Tertiary education is becoming more and more expensive.
This means that the majority of South African parents cannot afford to send their children to institutions of higher learning.
But since 2000, CIDA City College in Lyndhurst, Johannesburg, has been offering free education to disadvantaged students around the country. The college is the only virtually free higher education institute in the country.
“In addition to that we get sponsors for each student. It costs at least R40,000 to cater for each student for a year.
“The money includes accommodation and tuition and fees.”
This year, the college has 662 students.
The students study towards a Bachelor of Business Administration, and there are also two schools of excellence specialising in investments and information communication technology.
“Only 250 of them have sponsors. As a result of the recession, money has become scarce.
“The recession was bad for us and we hope that this will be over.”
The college funds students through donations from companies but they have also established a BEE wing – the CIDA Empowerment Fund – that partners with other companies to raise funds.
Lekaota said: “We have shares in companies like Mr Price and and Cambridge University.
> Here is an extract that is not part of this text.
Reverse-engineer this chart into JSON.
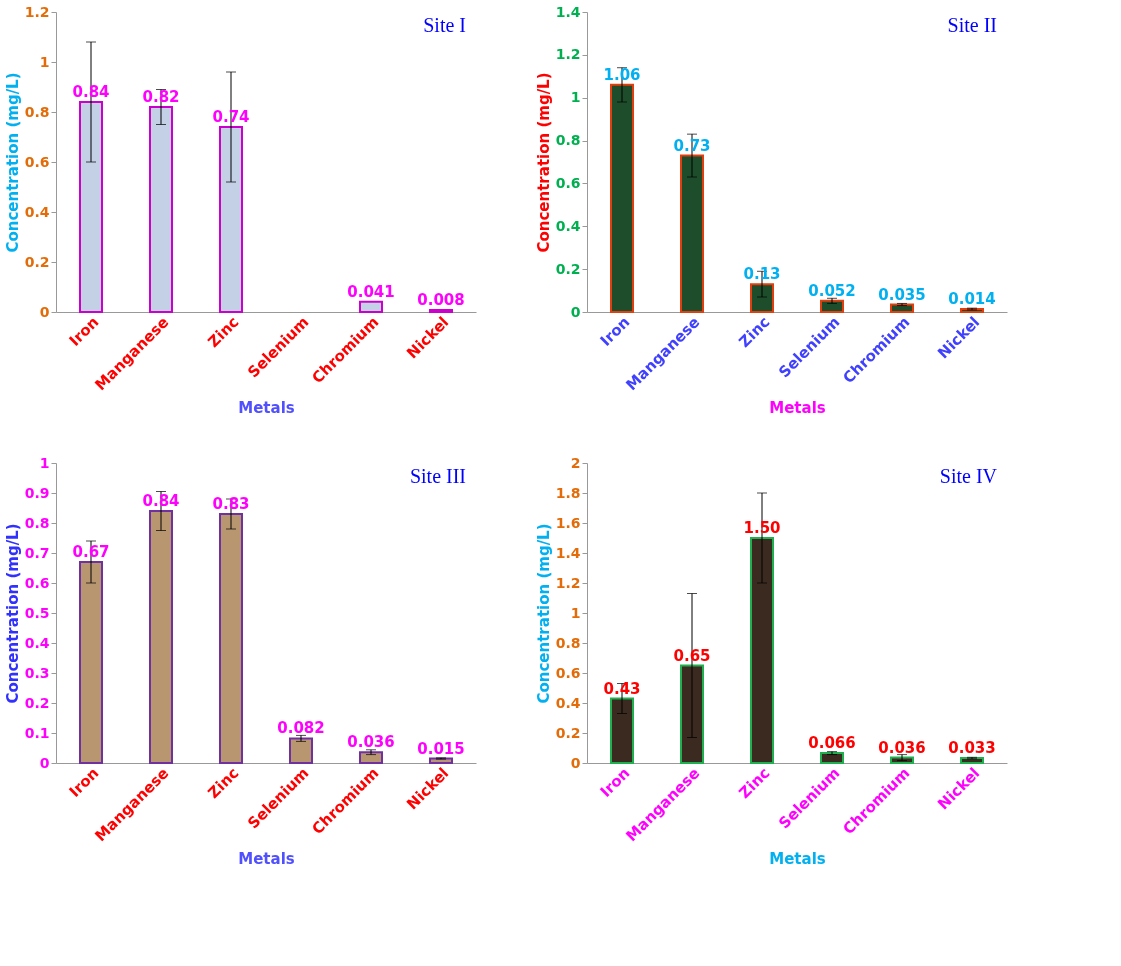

When we get dividends, we use them to fund the students.
“Even though our students attend practically for free, it does not mean that our education is inferior.
“We have an 89percent employment rate among our graduates. Our classes are also practical-oriented.”
In the Traders Trophy Worldwide tournament last year, out of five competing universities – including University of Johannesburg and Cape Town, CIDA School of Investment students won four of the 10 places.
One of the students, Patricia Montshioa, finished second and is now representing the college in Amsterdam.